Así consta en la sentencia 2017-011473 del pasado 21 de julio, emitida tras un recurso de amparo interpuesto por Ana Rojas Campos contra esa empresa y el Consejo de Transporte Público (CTP), adscrito al Ministerio de Obras Públicas y Transportes.

De acuerdo con el texto del fallo, desde el 23 de enero del 2016 y hasta la fecha que interpuso la denuncia, la empresa autobusera no le está brindando el servicio de transporte, por ser una persona de movilidad reducida que utiliza una silla de ruedas.

Rojas afirmó que el 4 de febrero de 2016 remitió una queja al Consejo de Transporte Público, sin embargo, no ha obtenido respuesta alguna, por lo que considera que está siendo discriminada por ambas partes denunciadas.

Para fundamentar su sentencia, los Magistrados recordaron que tanto la Constitución Política de Costa Rica como la Convención Americana sobre Derechos Humanos, consagran el principio de igualdad de las personas y la prohibición de hacer distinciones contrarias a la dignidad humana.

Asimismo, señalaron que Costa Rica suscribió la Convención Americana para la Eliminación de todas las Formas de Discriminación contra las Personas con Discapacidad, la cual consagra la obligación de suprimir progresivamente la discriminación contra la población discapacitada y de promover su integración y participación social.

“Una de las formas de garantizar este derecho fundamental -y, evidentemente, de lograr su inclusión- consiste en suprimir las barreras arquitectónicas que excluyen o restringen su participación social”, afirmaron los magistrados del máximo tribunal.

La empresa denunciada evitó presentarse ante la Sala cuando esta le dio audiencia para referirse a la denuncia, por lo que los jueces dieron por ciertos los hechos denunciados por la mujer.

“Así, lo procedente, es declarar con lugar el recurso, ya (que) dicha empresa no cumplió su obligación de proveer a la persona amparada los servicios de apoyo y las ayudas técnicas requeridas, para poder utilizar las unidades de autobuses de las rutas en cuestión, lo que ocasionó un trato discriminatorio en su perjuicio, contrario a su dignidad humana, de conformidad con lo establecido en el artículo 33, de la Constitución Política.

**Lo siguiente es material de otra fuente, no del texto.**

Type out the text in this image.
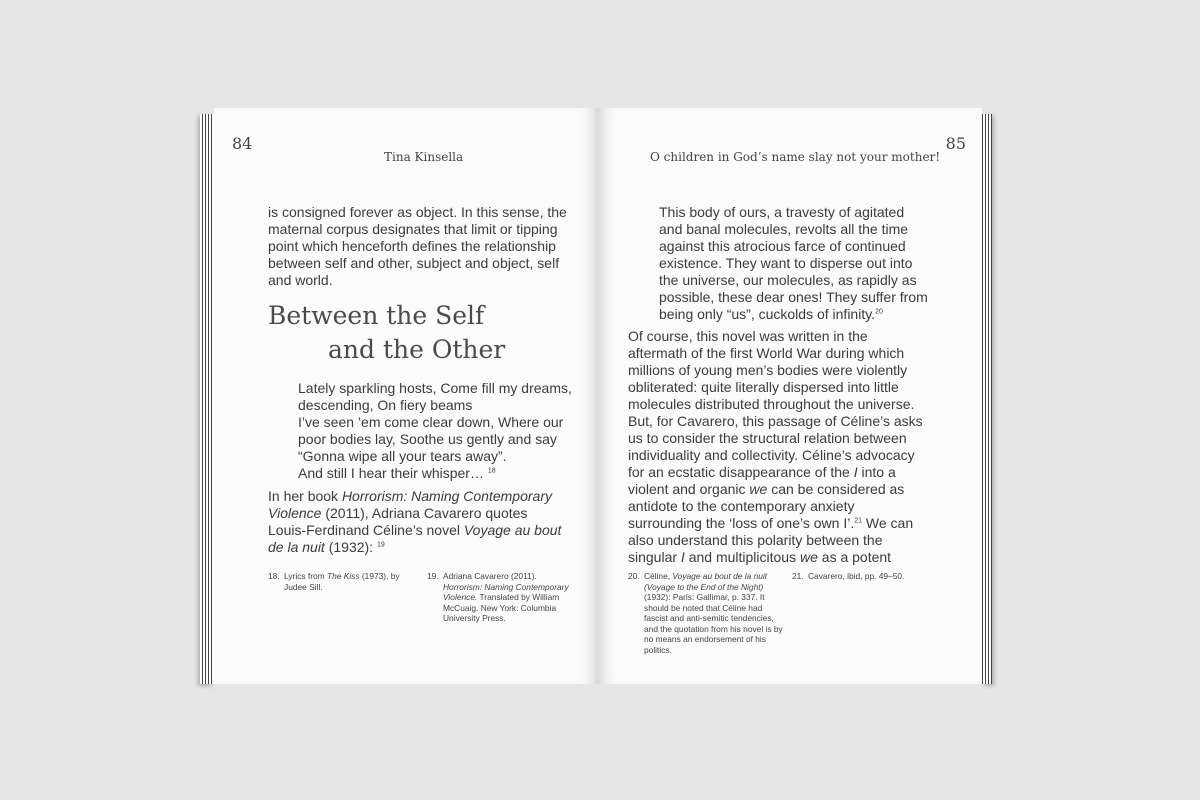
84
Tina Kinsella

is consigned forever as object. In this sense, the maternal corpus designates that limit or tipping point which henceforth defines the relationship between self and other, subject and object, self and world.

Between the Self
and the Other
Lately sparkling hosts, Come fill my dreams,
descending, On fiery beams
I’ve seen ’em come clear down, Where our
poor bodies lay, Soothe us gently and say
“Gonna wipe all your tears away”.
And still I hear their whisper… $^{18}$

In her book Horrorism: Naming Contemporary Violence (2011), Adriana Cavarero quotes Louis-Ferdinand Céline’s novel Voyage au bout de la nuit (1932): $^{19}$

18. Lyrics from The Kiss (1973), by Judee Sill.
19. Adriana Cavarero (2011). Horrorism: Naming Contemporary Violence. Translated by William McCuaig. New York: Columbia University Press.
85
O children in God’s name slay not your mother!

This body of ours, a travesty of agitated and banal molecules, revolts all the time against this atrocious farce of continued existence. They want to disperse out into the universe, our molecules, as rapidly as possible, these dear ones! They suffer from being only “us”, cuckolds of infinity.$^{20}$

Of course, this novel was written in the aftermath of the first World War during which millions of young men’s bodies were violently obliterated: quite literally dispersed into little molecules distributed throughout the universe. But, for Cavarero, this passage of Céline’s asks us to consider the structural relation between individuality and collectivity. Céline’s advocacy for an ecstatic disappearance of the I into a violent and organic we can be considered as antidote to the contemporary anxiety surrounding the ‘loss of one’s own I’.$^{21}$ We can also understand this polarity between the singular I and multiplicitous we as a potent

20. Céline, Voyage au bout de la nuit (Voyage to the End of the Night) (1932): Paris: Gallimar, p. 337. It should be noted that Céline had fascist and anti-semitic tendencies, and the quotation from his novel is by no means an endorsement of his politics.
21. Cavarero, ibid, pp. 49–50.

Razón por la cual, procede estimar el recurso, en los términos dispuestos en la parte dispositiva de esta sentencia”, dice el fallo.

Por otro lado, los Magistrados condenaron al Estado en vista de que el Consejo de Transporte Público no ha dado respuesta a la denuncia que desde el 4 de febrero del 2016, presentó Rojas en esa institución.

“Pese a la gravedad de los hechos denunciados, fue con ocasión a la notificación de la resolución de curso de este recurso, que se asignó una fecha cierta para la realización de una inspección, es decir, más de un año y medio después no se ha confirmado o descartado la actuación irregular denunciada, lo que evidencia la violación del derecho de la recurrente una justicia administrativa pronta, en los términos dispuestos en el artículo 41, Constitucional”, agrega la sentencia.

Los magistrados ordenaron a Alejandro Murillo Camacho, presidente de la empresa denunciada, abstenerse de incurrir nuevamente en los hechos que dieron fundamento a la declaratoria con lugar del recurso de amparo, al tiempo que ordenaron a Mario Zárate, director ejecutivo del CTP, que en el plazo de dos meses realice las investigaciones necesarias contra la empresa denunciada.

El fallo advierte a ambas personas que la desobediencia a lo ordenado por la Sala Constitucional se castiga con cárcel de tres meses a dos años, o con 20 a 60 días multa, según el artículo 71 de la Ley de la Jurisdicción Constitucional.